The term for manipulating these properties is “modulation”. This makes sense because a dictionary definition of modulation is “to adjust”; modulation is just a fancy word for changing.

In this analogy, the material/medium of communication was the rope. But in our context, the material/medium of communication is radio waves. Both of these materials have frequency and amplitude that can be modulated to send information, and demodulated to receive that information.

In the next section, we’ll learn about frequency and amplitude modulation. We’ll also learn about some other types of modulation that don’t have a direct real-life connection to ropes.


Frequency modulation

Amplitude modulation

Other modulation schemes

Frequency allocation

Baseband signal and carrier signals


Bands and Channels

Wireless Communication Protocols

In the previous section on “Communicating with Radio Waves”, we learned how we are able to transmit messages wirelessly over radio waves via modulation.

We understood this through our analogy with friends A & B who came up with a way to send letters in their binary language (1 and 0) through a rope. Assuming they were able to do this successfully, they could send long streams of messages that look something like “101011100101010101010”. But that’s still not enough! They need to come up with a ‘protocol’ for deciphering what this message actually means!

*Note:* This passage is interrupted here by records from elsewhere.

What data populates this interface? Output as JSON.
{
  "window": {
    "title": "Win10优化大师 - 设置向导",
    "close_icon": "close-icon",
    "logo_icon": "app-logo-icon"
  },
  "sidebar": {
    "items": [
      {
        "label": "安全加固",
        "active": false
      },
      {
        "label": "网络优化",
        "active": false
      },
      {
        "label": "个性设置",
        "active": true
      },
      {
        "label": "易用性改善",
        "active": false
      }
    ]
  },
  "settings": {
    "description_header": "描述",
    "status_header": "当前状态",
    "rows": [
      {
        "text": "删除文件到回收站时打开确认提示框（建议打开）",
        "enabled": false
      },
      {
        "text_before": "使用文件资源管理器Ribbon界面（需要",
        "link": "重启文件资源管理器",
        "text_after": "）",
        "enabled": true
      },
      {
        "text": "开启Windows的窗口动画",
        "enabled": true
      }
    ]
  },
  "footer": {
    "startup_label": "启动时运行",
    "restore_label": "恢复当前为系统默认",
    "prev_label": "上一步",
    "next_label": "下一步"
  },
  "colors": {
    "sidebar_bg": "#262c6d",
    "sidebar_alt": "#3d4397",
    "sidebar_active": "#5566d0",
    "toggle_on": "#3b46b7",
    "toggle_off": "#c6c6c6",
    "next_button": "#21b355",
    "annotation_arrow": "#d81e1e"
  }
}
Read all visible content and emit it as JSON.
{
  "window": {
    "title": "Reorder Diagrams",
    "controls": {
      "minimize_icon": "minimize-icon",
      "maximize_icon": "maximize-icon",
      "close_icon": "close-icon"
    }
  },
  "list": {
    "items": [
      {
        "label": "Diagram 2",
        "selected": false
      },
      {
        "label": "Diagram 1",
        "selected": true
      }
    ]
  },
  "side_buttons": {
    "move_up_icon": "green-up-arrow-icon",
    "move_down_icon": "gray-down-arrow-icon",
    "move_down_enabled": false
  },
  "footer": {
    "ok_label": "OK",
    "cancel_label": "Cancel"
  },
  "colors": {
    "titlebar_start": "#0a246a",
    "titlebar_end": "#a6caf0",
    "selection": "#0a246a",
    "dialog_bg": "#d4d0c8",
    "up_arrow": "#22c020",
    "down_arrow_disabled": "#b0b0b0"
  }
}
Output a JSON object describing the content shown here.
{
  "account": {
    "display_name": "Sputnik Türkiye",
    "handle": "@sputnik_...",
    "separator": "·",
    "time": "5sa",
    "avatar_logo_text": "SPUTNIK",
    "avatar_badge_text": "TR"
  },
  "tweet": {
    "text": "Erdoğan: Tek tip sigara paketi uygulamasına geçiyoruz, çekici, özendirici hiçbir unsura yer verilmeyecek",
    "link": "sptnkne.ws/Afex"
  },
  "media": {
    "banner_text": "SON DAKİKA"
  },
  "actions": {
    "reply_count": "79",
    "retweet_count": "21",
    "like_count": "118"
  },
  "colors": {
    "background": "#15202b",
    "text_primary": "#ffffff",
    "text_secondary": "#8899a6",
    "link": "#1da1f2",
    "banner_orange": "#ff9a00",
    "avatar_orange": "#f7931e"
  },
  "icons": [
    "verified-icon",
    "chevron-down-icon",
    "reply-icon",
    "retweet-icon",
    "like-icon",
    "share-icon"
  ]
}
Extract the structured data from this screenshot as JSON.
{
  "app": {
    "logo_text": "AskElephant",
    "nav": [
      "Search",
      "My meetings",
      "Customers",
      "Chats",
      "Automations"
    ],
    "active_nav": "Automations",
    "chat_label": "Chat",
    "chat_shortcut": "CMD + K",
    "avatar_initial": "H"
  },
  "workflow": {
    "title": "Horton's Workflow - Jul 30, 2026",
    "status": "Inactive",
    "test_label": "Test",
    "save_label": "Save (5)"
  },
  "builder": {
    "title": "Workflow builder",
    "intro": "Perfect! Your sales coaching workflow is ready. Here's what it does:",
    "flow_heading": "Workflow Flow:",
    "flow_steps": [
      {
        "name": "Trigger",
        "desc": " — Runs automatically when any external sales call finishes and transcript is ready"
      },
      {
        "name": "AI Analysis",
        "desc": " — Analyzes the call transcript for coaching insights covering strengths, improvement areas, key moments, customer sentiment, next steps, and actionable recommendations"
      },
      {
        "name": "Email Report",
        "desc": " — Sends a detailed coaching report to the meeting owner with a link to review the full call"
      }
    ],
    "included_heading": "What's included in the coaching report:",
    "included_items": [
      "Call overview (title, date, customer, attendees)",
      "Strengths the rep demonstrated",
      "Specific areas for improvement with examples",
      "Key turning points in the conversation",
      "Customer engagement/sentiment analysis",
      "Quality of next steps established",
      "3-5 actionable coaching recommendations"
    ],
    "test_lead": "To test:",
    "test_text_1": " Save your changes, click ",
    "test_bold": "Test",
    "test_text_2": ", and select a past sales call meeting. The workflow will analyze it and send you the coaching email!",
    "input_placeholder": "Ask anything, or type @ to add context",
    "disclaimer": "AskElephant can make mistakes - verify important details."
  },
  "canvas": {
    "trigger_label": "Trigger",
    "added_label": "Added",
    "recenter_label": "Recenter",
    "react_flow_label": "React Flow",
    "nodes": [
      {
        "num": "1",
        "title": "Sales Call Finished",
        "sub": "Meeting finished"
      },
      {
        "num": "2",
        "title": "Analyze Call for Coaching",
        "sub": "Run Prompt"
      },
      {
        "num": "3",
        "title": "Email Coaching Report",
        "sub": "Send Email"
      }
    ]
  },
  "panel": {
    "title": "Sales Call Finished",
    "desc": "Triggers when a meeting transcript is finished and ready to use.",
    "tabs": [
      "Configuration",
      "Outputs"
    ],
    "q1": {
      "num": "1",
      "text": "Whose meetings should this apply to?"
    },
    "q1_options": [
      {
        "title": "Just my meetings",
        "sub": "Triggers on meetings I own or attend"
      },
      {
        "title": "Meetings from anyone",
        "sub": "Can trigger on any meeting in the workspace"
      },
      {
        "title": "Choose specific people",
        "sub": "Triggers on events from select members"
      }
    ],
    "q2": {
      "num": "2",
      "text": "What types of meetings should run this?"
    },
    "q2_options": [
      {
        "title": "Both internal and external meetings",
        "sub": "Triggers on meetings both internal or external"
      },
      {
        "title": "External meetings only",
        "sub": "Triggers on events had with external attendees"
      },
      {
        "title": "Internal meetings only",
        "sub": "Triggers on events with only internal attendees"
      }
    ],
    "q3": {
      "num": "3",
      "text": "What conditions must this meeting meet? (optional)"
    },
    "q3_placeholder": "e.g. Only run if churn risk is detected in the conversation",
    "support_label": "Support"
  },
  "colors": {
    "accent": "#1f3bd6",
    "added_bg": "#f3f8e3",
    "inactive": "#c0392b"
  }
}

For example, they could come up with a simple protocol for sending messages about how their day went.

  • The first 3 letters would represent how their day went: “101” could mean that they had a good day, and “010” could mean that they had a bad day, and maybe “110” means that their day went okay.
  • The next 3 letters would represent the weather: “100” could mean that it was sunny and “101” could mean that it was rainy.

We have these same types of protocols in real life that are much more complicated. They are carefully designed to ensure security (can people intercept messages?), reliability (what if the message gets messed up in certain places?), and efficiency (how much useful data can we send at a time?).